Sein „politisches Referat“ eröffnete Kickl mit einem Auftrag an Landesparteiobmann Mario Kunasek. Dieser sei nicht nur der „beste Verteidigungsminister aller Zeiten“ gewesen, sondern soll auch der „beste Landeshauptmann werden, den die Steiermark je gesehen hat.“

„Politische Restlverwertung“

Die ÖVP versuche sich auf ihrem Prarteitag, wie eine Schlange, sich aus ihrem türkisen „Gwandl“ zu schälen. Kickl forderte einen Kurswechsel: „Wir müssen weg von dieser Politik der Bevormundung, die die Menschen behandelt wie unmündige ,Tschopperl'“, so Kickl. Einen Kurswechsel forderte Kickl auch in Sachen Neutralität. Man müsse beide Seiten verstehen, aber auch beide Seiten kritisieren. Er selbst sei „kein Putinversteher“. Der außenpolitische Antrieb der Regierung sei es, „Bussi-Bussi-Fotos“ mit den „Klitschkos und Von der Leyens dieser Welt“ zu machen.

Wir sind bereits innerhalb der Schwankungsbreite zur ÖVP – FPÖ-Bundesparteiobmann Herbert Kickl in Graz.

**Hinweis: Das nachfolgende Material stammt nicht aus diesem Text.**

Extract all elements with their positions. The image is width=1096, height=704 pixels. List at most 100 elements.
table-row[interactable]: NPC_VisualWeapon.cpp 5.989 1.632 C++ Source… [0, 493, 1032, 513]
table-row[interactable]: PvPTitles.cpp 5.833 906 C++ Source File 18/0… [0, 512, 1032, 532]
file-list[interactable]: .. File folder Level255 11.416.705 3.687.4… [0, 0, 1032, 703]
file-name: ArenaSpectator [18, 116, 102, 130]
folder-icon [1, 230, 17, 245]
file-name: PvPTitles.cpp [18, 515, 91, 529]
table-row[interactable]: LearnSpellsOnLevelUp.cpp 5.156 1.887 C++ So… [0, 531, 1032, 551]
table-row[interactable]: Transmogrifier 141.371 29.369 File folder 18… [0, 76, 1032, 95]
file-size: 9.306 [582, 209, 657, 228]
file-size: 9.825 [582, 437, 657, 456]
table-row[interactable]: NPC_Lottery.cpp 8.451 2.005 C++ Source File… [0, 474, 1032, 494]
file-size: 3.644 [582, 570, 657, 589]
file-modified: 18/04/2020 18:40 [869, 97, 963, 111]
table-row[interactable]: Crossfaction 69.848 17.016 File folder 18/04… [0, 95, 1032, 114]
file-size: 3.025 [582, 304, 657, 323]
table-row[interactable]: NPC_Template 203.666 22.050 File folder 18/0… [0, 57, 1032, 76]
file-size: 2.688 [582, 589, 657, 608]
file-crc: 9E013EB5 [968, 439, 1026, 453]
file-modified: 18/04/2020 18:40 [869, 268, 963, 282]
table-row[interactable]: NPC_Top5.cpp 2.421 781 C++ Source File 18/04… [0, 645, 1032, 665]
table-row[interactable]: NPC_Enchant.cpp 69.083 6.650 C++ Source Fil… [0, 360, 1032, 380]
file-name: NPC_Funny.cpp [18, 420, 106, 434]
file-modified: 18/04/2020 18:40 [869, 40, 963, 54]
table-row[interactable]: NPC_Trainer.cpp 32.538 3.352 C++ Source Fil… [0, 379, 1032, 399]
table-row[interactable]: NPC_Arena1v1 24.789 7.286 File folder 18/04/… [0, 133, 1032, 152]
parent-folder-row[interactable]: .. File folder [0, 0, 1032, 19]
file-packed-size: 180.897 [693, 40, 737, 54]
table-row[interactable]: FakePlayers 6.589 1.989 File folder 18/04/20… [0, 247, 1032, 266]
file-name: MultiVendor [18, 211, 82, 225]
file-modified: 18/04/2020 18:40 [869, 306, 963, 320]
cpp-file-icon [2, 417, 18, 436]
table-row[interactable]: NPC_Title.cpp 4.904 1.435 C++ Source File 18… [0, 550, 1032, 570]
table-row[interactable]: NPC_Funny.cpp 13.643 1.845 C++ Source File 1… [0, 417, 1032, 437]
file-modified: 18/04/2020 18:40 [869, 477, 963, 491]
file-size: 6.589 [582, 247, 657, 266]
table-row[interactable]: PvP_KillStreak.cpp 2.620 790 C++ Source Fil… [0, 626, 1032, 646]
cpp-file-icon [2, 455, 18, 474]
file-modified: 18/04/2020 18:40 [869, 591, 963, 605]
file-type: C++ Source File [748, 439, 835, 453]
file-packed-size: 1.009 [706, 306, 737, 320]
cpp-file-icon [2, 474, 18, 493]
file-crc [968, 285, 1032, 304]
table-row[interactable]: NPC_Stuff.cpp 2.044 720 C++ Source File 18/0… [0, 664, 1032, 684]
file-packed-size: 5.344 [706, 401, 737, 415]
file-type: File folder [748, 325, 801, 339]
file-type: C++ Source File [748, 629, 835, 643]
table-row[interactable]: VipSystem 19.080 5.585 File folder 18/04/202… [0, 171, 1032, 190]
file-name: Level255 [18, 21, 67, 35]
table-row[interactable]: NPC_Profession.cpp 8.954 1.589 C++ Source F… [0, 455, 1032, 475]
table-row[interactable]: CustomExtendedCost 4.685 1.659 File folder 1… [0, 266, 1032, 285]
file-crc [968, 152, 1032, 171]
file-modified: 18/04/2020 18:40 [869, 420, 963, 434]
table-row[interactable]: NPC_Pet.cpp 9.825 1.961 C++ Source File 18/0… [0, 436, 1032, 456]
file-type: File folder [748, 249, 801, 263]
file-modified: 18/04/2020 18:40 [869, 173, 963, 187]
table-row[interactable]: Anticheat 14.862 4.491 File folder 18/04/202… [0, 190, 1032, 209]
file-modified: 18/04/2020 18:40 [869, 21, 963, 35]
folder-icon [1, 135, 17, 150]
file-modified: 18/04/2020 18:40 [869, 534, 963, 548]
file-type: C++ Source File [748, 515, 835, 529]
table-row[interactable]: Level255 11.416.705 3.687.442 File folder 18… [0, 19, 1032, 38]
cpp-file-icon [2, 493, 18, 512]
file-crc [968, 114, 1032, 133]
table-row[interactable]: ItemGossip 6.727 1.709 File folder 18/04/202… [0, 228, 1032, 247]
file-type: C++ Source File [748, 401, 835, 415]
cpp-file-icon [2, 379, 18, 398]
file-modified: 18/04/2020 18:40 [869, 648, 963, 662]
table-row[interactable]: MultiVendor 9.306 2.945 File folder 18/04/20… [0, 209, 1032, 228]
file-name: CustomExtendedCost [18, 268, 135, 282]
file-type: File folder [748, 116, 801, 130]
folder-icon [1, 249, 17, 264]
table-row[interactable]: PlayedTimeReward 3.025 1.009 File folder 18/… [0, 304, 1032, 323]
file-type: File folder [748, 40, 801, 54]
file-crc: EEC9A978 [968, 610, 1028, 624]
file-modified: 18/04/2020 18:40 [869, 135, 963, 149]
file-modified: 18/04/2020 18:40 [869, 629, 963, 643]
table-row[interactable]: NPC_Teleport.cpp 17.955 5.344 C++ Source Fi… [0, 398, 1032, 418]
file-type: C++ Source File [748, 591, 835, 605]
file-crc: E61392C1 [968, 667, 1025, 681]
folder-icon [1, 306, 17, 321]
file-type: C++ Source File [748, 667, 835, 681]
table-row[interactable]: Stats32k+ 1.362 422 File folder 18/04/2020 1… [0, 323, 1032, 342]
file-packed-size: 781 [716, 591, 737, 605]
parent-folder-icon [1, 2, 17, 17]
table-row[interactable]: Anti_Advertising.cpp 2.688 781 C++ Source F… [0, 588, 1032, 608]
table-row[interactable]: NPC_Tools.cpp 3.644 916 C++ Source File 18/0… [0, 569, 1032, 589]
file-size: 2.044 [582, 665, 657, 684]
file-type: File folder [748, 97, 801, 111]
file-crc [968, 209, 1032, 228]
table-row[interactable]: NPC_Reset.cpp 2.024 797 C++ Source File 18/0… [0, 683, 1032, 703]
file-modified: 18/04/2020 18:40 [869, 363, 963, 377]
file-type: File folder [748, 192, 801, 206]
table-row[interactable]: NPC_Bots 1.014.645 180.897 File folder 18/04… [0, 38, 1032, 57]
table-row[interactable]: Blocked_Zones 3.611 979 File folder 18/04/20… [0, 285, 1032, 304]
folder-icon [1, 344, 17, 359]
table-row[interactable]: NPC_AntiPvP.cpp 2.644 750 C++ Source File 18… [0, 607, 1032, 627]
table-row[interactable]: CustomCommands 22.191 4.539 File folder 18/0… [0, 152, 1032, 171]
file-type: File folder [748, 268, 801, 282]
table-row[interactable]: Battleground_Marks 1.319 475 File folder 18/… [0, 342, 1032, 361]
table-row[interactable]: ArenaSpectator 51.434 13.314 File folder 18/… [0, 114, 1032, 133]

Villacher Fasching in der Stadthalle

Die Ansprache von Kickl erinnerte an eine Faschingssitzung: Politische Forderungen wechselten sich mit Witzeleien über die politische Konkurrenz ab. Neben der Kritik an ÖVP, SPÖ und den Grünen, sorgte Kickl mit einem Seitenhieb auf NEOS-Chefin Beate Meinl-Reisinger für Gelächter unter den Delegierten. Diese habe mittlerweile „mehr Haare auf den Zähnen, als auf dem Kopf.“ Kickl erneurte seinen Führungsanspruch. „Wir sind bereits innerhalb der Schwankungsbreite zur ÖVP“, so Kickl. Die SPÖ sieht der Bundesparteiobmann in Schlagdistanz. Im persönlichen Duell mit Pamela Rendi-Wagner sieht sich Kickl klar im Vorteil.